The prophet Joel hit me hard in the reading for Morning Prayer today: "Rend your hearts, not your garments, and return to the Lord your God."
Over the years, how many of my attempts at Lenten observances have been a rending of garments, that is to say externals, that did not serve to rend my heart! Even when I succeeded in observing Lent according to the practices woven together in my pious imaginings--and perhaps especially when I did--sometimes these things did not serve to further break my heart at either the suffering of the world or my own sins!
The presence of sin is not what distinguishes us from the saints, despite the worldly imagination that opposes 'sinner' and 'saint.' The difference is that the saints were brokenhearted at their sins in a way that we have not yet consented to.
6 comments:
One way for me to rend my heart and not my garment, is that I decided that my blog was too much of a temptation against charity. I would always want to whine on there. And there's nothing worse than whiny conservative religious people. So, for Lent, I have shut one of them up. :-)
I'm not suggesting anyone else imitate me, nor am I intending for this to be a general commentary on blogs. It was a particular way for me to listen to a little red flag that my conscience was waving.
W
Those "little red flags" have such utility in our spiritual lives. One Lent during studies I fasted from the internet, except for use that was directly related to my assignment and obedience in the Order. News, weather, fun and games, idle surfing, all gone. It was a good practice.
When our heart breaks at our sinfulness is when spiritual transformation occurs? We might then pray for a broken heart, i.e., to see clearly our sinfulness and to feel the injury our sin causes God, ourselves and others?
Thanks for this, Father Charles.

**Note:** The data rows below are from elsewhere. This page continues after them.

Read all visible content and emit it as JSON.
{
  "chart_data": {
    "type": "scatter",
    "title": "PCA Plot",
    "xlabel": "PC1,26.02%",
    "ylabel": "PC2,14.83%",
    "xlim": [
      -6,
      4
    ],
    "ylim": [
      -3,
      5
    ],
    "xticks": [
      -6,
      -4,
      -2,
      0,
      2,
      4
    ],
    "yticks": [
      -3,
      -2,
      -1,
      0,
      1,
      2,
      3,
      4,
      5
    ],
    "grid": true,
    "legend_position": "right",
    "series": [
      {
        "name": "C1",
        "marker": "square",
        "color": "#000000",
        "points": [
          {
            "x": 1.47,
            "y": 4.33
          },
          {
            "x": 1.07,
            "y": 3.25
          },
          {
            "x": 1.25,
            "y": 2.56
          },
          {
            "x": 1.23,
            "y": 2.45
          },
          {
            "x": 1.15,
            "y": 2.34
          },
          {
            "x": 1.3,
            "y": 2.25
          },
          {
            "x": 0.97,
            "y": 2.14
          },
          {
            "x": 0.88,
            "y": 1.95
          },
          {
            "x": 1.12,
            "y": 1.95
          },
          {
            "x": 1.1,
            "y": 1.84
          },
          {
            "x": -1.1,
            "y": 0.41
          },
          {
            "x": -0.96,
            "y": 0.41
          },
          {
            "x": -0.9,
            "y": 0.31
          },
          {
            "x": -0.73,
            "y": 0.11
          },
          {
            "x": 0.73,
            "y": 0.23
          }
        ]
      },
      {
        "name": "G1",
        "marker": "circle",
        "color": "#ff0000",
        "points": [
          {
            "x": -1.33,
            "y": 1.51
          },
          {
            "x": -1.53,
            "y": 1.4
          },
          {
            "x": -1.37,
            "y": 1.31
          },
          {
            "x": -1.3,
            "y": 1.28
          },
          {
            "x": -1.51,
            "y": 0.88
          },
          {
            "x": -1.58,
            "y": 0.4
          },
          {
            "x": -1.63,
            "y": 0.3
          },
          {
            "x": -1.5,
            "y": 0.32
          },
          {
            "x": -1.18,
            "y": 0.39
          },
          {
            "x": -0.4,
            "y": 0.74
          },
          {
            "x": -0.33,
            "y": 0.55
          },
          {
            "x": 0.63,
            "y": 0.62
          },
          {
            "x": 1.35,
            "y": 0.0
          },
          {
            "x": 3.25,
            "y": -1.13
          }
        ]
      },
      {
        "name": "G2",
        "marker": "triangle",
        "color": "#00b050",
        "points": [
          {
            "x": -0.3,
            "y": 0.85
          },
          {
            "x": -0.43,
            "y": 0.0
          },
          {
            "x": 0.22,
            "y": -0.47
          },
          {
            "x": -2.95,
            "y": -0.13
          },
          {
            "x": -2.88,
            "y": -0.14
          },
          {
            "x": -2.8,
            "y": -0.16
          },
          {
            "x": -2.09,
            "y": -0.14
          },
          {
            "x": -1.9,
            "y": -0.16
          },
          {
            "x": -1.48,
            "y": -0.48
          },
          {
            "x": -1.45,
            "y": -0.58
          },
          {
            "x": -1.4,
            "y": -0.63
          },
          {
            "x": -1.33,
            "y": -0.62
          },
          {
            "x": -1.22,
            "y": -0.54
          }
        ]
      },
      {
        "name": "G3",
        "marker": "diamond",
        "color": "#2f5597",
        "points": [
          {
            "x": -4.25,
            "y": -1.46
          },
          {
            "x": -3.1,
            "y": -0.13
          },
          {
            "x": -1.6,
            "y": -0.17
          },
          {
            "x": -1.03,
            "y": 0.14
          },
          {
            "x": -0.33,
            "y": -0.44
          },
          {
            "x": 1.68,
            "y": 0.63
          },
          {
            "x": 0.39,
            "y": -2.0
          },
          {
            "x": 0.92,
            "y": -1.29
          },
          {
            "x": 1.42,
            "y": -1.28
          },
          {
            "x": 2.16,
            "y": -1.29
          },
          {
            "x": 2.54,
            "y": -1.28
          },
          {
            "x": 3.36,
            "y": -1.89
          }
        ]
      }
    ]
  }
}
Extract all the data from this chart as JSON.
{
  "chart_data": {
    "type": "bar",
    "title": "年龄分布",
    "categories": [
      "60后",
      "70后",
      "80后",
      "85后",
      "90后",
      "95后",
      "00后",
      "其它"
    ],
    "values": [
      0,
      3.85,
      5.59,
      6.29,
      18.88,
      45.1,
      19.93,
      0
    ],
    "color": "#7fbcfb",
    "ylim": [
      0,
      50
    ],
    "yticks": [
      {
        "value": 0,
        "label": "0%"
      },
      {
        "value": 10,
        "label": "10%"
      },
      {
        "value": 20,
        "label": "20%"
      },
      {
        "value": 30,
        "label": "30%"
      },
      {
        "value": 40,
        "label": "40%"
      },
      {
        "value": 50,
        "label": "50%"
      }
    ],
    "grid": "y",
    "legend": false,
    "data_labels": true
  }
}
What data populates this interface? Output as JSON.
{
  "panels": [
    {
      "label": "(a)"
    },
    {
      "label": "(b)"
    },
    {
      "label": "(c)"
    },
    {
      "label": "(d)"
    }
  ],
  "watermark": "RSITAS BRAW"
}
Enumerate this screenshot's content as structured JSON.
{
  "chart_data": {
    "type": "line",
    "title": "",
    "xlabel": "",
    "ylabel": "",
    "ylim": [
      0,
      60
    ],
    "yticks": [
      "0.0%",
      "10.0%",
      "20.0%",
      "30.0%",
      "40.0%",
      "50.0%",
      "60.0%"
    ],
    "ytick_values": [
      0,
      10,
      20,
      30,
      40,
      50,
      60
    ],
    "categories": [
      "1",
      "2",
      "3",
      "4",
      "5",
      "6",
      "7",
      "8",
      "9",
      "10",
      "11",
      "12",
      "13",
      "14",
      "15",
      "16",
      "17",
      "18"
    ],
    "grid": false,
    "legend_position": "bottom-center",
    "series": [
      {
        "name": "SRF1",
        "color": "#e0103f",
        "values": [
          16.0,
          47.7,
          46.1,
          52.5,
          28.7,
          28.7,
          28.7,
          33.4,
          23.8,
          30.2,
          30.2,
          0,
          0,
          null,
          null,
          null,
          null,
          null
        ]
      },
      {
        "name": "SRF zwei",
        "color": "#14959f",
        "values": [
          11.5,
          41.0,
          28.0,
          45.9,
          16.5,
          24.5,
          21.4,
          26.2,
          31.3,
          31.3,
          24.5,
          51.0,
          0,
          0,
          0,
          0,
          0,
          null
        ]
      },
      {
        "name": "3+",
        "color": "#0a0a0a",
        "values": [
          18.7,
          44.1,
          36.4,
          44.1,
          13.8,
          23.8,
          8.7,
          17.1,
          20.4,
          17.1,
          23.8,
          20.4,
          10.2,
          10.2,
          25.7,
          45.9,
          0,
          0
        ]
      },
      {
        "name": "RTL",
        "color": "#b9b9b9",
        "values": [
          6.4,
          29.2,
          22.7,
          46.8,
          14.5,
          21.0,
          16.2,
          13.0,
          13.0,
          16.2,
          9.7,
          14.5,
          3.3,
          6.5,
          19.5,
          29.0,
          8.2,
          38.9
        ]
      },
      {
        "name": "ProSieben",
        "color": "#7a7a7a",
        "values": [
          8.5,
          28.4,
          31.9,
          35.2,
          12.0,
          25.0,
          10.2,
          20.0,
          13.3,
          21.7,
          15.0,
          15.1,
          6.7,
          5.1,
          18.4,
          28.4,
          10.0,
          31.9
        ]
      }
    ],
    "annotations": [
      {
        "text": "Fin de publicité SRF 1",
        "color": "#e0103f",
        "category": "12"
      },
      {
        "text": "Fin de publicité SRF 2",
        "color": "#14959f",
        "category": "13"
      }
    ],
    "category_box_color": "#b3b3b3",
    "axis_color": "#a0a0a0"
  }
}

I tend to fast pretty hard during Lent (the Benedictine fast). And because of the lack of food and energy, I can get pretty cranky when dealing with specific personalities. Your post serves to make us remember that doing the externals is supposed to bring us closer to the divine, but shouldn't be done at the expense of living the rest of the gospel.
That certainly is a powerful reading, and I appreciate your brief reflection on it. I have been thinking as a result of what you wrote that one of the errors that I tend to get into (maybe "error" is too strong a word) around Lent is the desire to jump into the deep end of the pool. Sometimes I approach Ash Wednesday like its going to be the start of a triatalon of holiness: I'll give up, drinking, trashy novels, say a rosary a day, eat no junk food, save money for charity, refuse to go shopping. Then, when I only manage to do half of these things (and those not very well) I get discouraged and "down" on Lent. For me, "Rending my heart" can be starting with something as simple as promising not to forget Morning Prayer, setting a date to go to confession, or making sure I observe the Friday fast. From there I work my way out towards Holy Week. I find that by taking it slow, I am more focused on God and less focused on being "Super Christian."
Thanks, friends. Your devotion and fervor give me encouragement.